UMC St Radboud
Belangrijke vondst om oorzaak van spierziekte te onderdrukken
(11-08)
Nijmeegse onderzoekers hebben een ontdekking gedaan waarmee de oorzaak
van de spierziekte myotone dystrofie, althans in het laboratorium en
in muizen, kan worden teruggedrongen. Ze publiceren deze vondst in het
wetenschappelijke tijdschrift The Proceedings of the National Academy
of Sciences.
Lab
Myotone dystrofie, ook wel ziekte van Steinert genoemd, is een
zeldzame, erfelijke spierziekte. Ongeveer één op de tienduizend mensen
in Nederland heeft deze aandoening. Het is de meest voorkomende
spierziekte bij volwassenen. Kenmerkende verschijnselen zijn een
vertraagde ontspanning van de spieren (myotonie) en spierafbraak
(dystrofie). Daarnaast zijn bij veel patiënten ook andere organen,
zoals hart en hersenen aangedaan. Genezing is niet mogelijk.

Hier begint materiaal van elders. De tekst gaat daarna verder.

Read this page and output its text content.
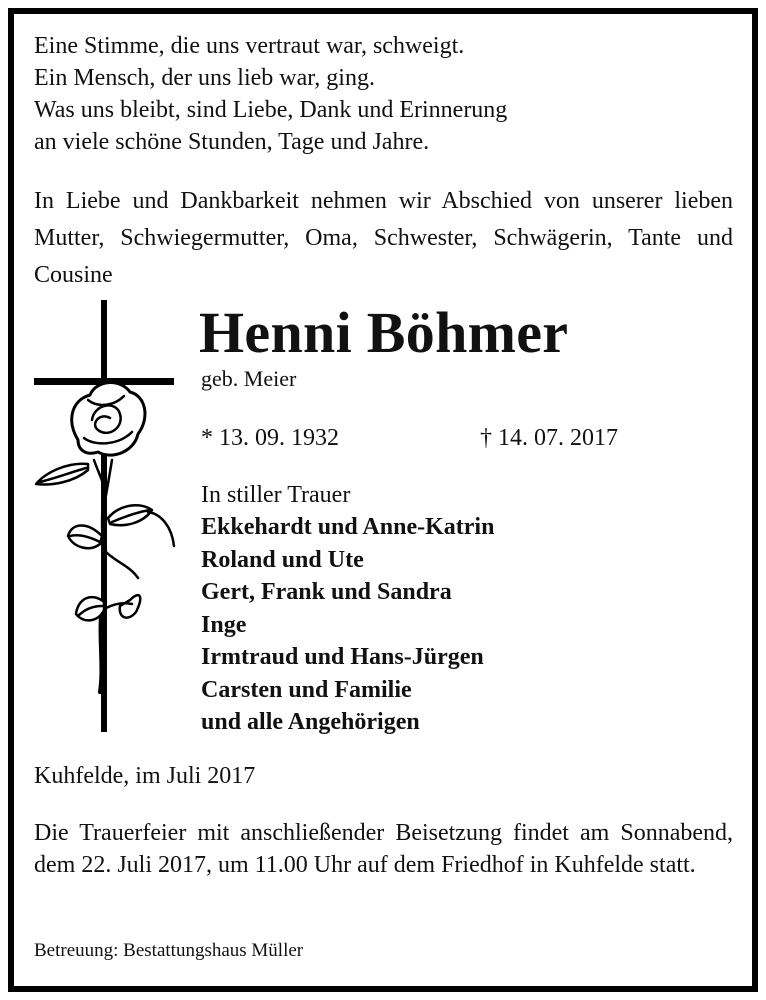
Eine Stimme, die uns vertraut war, schweigt.
Ein Mensch, der uns lieb war, ging.
Was uns bleibt, sind Liebe, Dank und Erinnerung
an viele schöne Stunden, Tage und Jahre.

In Liebe und Dankbarkeit nehmen wir Abschied von unserer lieben Mutter, Schwiegermutter, Oma, Schwester, Schwägerin, Tante und Cousine

Henni Böhmer
geb. Meier
* 13. 09. 1932	† 14. 07. 2017
In stiller Trauer
Ekkehardt und Anne-Katrin
Roland und Ute
Gert, Frank und Sandra
Inge
Irmtraud und Hans-Jürgen
Carsten und Familie
und alle Angehörigen
Kuhfelde, im Juli 2017

Die Trauerfeier mit anschließender Beisetzung findet am Sonnabend, dem 22. Juli 2017, um 11.00 Uhr auf dem Friedhof in Kuhfelde statt.

Betreuung: Bestattungshaus Müller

Het UMC St Radboud is voor deze ziekte een topreferent ziekenhuis. Dat
betekent dat het Radboud één van de Nederlandse ziekenhuizen is, die
gespecialiseerd zijn in kennis over en behandeling van myotone
dystrofie.
Schadelijk RNA
Al in 1992 ontdekten onderzoekers van het UMC St Radboud dat myotone
dystrofie wordt veroorzaakt door verlenging van een stukje van het
erfelijk materiaal, het DMPK-gen. Later werd duidelijk, dat de
verschijnselen van de ziekte ernstiger zijn naarmate dit stuk langer
is. Het RNA, dat ontstaat als kopie van het defecte DMPK-gen, blijkt
in de cel belangrijke eiwitten aan zich te binden en hoopt zich op in
de celkern. Lichaamscellen waarin dit gebeurt functioneren niet meer
optimaal. Vooral in spiercellen ontstaan problemen.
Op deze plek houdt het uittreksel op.